Einleitung
Als ich die Lampe gesehen habe, war ich sofort an einem Review interessiert. Sofirn hat in letzter Zeit sehr gute Stirnlampen rausgebracht und auch bei der HS23 sah das UI wieder vielversprechend aus. Das Ganze kombiniert mit großem 21700er – hoffentlich nicht zu schwer, aber abgesehen davon verspricht das natürlich tolle Laufzeiten!
Alle meine Reviews findet ihr auch auf meiner Homepage.
Review der Sofirn HS23 auf dahamstah.de
Disclaimer: Sofirn hat mir die Lampe kostenlos zur Verfügung gestellt. Auf das Review hatte dies keinen Einfluss.
Alle Messungen wurden mit Hobbyequipment durchgeführt, Ungenauigkeiten und Abweichungen sind dementsprechend möglich.
Review der Sofirn HS23 auf dahamstah.de
Disclaimer: Sofirn hat mir die Lampe kostenlos zur Verfügung gestellt. Auf das Review hatte dies keinen Einfluss.
Alle Messungen wurden mit Hobbyequipment durchgeführt, Ungenauigkeiten und Abweichungen sind dementsprechend möglich.

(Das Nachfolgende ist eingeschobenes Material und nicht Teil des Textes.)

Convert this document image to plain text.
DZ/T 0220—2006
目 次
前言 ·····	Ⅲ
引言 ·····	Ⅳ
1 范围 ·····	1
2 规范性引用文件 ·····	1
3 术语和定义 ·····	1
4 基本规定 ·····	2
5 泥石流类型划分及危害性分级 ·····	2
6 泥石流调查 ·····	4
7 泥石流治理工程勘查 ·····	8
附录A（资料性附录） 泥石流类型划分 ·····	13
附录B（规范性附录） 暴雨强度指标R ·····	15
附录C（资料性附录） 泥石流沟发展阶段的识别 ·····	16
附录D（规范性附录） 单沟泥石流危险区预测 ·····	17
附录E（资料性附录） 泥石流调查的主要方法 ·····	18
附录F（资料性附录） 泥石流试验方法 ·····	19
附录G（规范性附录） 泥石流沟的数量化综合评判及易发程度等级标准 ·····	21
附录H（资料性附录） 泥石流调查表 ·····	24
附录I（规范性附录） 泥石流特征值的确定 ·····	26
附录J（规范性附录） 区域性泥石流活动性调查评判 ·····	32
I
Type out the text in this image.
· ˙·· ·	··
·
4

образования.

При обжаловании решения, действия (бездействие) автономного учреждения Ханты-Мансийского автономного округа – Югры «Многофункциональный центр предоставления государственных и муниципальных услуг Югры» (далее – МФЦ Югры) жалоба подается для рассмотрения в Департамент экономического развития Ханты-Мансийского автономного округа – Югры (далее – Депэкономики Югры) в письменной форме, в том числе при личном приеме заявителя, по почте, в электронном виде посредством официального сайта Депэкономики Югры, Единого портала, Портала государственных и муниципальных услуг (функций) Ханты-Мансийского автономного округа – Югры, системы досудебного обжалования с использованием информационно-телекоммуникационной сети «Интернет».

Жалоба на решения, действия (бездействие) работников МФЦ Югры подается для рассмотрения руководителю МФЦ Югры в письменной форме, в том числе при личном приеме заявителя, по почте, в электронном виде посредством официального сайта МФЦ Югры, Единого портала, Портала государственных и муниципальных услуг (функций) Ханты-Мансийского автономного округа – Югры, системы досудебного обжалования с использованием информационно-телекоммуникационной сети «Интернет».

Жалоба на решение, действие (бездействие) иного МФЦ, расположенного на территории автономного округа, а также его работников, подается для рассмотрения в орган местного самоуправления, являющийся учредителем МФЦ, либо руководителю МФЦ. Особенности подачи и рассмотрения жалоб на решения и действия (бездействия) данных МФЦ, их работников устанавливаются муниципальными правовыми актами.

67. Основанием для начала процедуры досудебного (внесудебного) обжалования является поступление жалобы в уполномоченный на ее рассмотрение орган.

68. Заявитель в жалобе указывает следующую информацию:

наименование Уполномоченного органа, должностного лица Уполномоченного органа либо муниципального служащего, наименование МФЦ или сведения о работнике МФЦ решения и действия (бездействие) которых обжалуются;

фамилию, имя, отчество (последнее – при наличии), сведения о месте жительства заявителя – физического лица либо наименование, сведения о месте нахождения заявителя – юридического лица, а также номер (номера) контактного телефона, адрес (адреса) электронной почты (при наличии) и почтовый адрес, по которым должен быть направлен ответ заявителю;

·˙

Spezifikationen laut Sofirn
Es gibt nur eine Version der HS23, diese ist hier zu sehen.
Kaufen könnt ihr diese direkt bei Sofirn.
Packungsinhalt und Eindrücke
Die Lampe kommt in einer typischen, weißen Sofirn-Box mit Aufdruck der Lampe sowie der wichtigsten Daten.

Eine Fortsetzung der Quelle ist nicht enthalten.